Sur la figure du bas, la courbe météorologique est erratique et montre d’importantes fluctuations. Sur le graphique du centre, la courbe macrométéorologique est sensiblement différente : les fluctuations à la hausse sont suivies de variations à la baisse qui les annulent presque complètement. « Plus la période pendant laquelle les moyennes sont établies est longue, moins les variations sont importantes », précise le professeur Lovejoy.   

En revanche, la courbe climatique établie sur un siècle (graphique du haut) est caractérisée par une variabilité importante semblable à celle de la courbe météorologique. (Ce graphique est établi en fonction des températures, mais d’autres paramètres atmosphériques – notamment le vent, l’humidité et les précipitations ‒ permettraient d’obtenir des résultats similaires.)

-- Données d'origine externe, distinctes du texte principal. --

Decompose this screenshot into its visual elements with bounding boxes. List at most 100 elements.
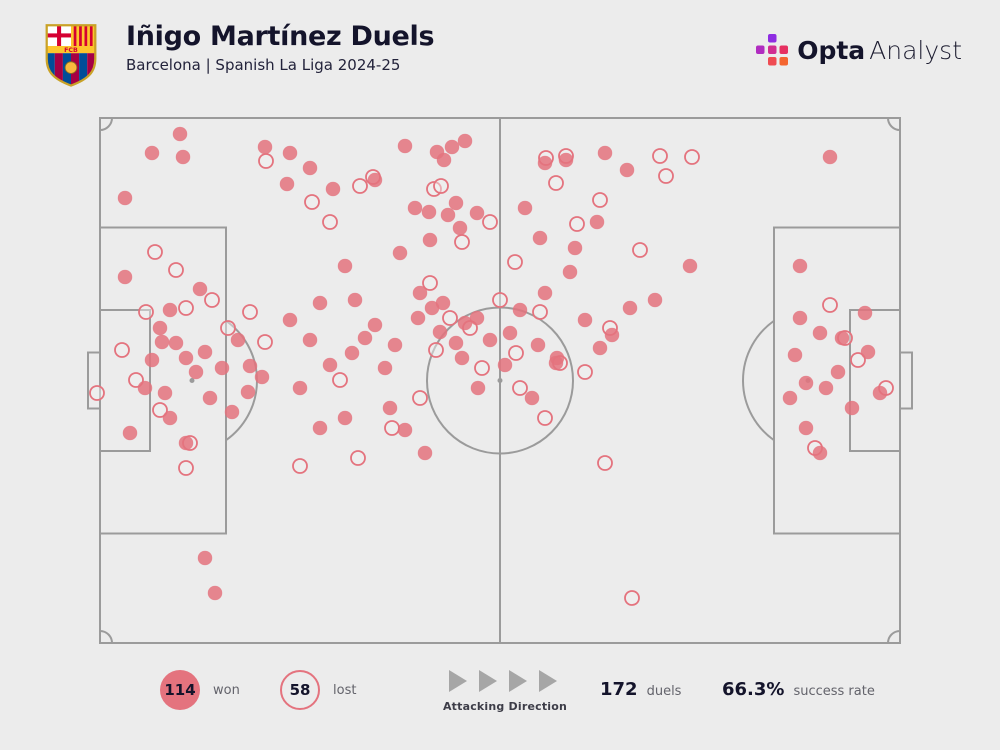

Il nous faudra sans doute attendre un certain temps avant de connaître l’impact définitif qu’aura ce concept de macrométéorologie, mais le changement fondamental dans notre compréhension de la nature même de la climatologie qui en découle aura d’importantes répercussions, souligne le professeur Lovejoy.

« La macrométéorologie permet de préciser les différences qui existent entre les types de variabilité naturels et anthropiques et de les distinguer avec plus de certitude », conclut-il. 

Version intégrale de l’article : http://onlinelibrary.wiley.com/doi/10.1002/2013EO010001/pdf

Ce concept sera davantage étoffé dans un ouvrage de Shaun Lovejoy et Daniel Schertzer intitulé The Weather and Climate: emergent laws and multifractal cascades, qui sera publié en mars par la maison d’édition Cambridge University Press.